I never could stock rubies in the store after that day. They reminded me of those final drops of red plopping into the pool on the floor before I fled to the phone.

Nathans had a state-appointed lawyer, of course. We didn't have a lawyer on retainer and anyone I might have known who could help didn't want anything to do with us after that. Nathan lucked out. The lawyer was actually pretty good and got him declared insane. They carted him off to the asylum. As I said, I tried to visit, but one time was one time too many. Nathaniel is still there to this day. At least, I hope he is.

I lied when I said it was the loss of Devon that pushed my business under. Lookie-loos came to the store after the trial, but no customers. Who wants to buy even the brightest diamonds from the partner of a murderer? So can you blame me, writing this book to make a few bucks. The advance from the publisher will get me away from this town, away from Nate. I don't want to be here when he gets out, which the lawyer says, could be any day.

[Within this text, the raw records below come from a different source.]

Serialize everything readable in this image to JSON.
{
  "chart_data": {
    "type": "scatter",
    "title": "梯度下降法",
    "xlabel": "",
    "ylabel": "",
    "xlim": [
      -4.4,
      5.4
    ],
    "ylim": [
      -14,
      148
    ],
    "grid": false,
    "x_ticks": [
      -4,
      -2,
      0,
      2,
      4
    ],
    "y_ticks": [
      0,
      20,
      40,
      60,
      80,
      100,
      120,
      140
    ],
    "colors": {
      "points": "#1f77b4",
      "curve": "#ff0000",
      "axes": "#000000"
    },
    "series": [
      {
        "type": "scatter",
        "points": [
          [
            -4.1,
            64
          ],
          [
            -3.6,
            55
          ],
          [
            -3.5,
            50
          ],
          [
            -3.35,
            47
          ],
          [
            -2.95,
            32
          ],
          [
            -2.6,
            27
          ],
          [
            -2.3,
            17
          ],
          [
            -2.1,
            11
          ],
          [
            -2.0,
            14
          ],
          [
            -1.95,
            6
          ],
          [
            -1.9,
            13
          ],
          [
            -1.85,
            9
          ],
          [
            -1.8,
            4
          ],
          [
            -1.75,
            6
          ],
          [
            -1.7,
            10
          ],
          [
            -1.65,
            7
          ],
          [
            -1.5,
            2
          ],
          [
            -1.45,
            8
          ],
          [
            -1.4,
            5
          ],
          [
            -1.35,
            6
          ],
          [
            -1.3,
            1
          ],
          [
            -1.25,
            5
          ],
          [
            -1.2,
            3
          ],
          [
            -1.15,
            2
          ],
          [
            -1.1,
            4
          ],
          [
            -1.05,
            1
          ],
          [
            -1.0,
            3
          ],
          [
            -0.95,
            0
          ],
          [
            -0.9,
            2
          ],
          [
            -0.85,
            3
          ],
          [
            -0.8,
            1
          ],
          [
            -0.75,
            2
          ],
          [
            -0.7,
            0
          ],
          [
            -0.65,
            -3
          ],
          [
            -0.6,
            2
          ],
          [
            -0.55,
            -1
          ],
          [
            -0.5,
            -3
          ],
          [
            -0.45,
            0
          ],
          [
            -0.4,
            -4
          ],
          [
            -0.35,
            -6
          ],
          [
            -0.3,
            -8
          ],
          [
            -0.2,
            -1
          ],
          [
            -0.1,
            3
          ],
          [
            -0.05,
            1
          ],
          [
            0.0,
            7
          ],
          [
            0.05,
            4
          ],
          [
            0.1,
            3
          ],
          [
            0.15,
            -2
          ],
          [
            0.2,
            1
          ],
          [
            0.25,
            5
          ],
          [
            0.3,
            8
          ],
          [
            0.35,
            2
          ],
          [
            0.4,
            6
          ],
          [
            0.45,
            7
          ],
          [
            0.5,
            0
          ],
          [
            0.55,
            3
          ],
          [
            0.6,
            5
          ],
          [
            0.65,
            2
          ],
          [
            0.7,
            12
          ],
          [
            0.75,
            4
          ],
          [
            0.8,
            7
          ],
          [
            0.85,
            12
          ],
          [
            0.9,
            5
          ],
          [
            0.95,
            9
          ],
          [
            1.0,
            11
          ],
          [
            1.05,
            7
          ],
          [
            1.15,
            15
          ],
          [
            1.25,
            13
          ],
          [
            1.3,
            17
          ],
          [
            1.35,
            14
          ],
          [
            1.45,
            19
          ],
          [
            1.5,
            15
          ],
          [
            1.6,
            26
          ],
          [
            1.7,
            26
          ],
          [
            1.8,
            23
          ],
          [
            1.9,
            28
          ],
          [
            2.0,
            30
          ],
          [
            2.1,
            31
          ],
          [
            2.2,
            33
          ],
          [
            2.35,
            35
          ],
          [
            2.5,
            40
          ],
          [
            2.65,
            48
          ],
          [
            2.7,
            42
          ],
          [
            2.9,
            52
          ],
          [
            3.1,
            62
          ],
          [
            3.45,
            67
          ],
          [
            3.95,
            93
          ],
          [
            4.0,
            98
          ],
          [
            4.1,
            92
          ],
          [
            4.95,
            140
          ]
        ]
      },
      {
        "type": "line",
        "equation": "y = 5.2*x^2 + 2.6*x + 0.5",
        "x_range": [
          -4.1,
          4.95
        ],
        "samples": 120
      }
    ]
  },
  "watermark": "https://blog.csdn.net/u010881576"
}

I'll tell you a secret. I've been packing, going through all the detritus that a person collects in a life. I’m moving to a trailer park, so I won’t have the space I have now. Gotta downsize, which means sloughing off the fluff, taking only what's necessary. I should have just thrown the boxes away. I heard once 'If you have boxes - not including taxes and holiday decorations - that you haven't opened in more than six months, just throw them away. You don't need them." I should have followed that advice, but I didn't know what was in them, but I remembered them from before. Before the crime, before the trial. Before my life went to hell.

I guess he thought they would be there whenever he needed them. 

I should have shown the police. What was in those boxes... no, I can't explain. You think of the worst thing, and you still won't be even close. What I did know is that my sweet Nate had done this before and would do it again and I didn't want to be anywhere near here when he went on his next spree.

I remember the pictures of Devon, before he was dead. And Daniel, from that time in the mountains. And Clark, the two of us smiling at the camera on our one blind date. And so many others.

I think of them all, as I sit in the dark, remembering the smell of blood and Windex.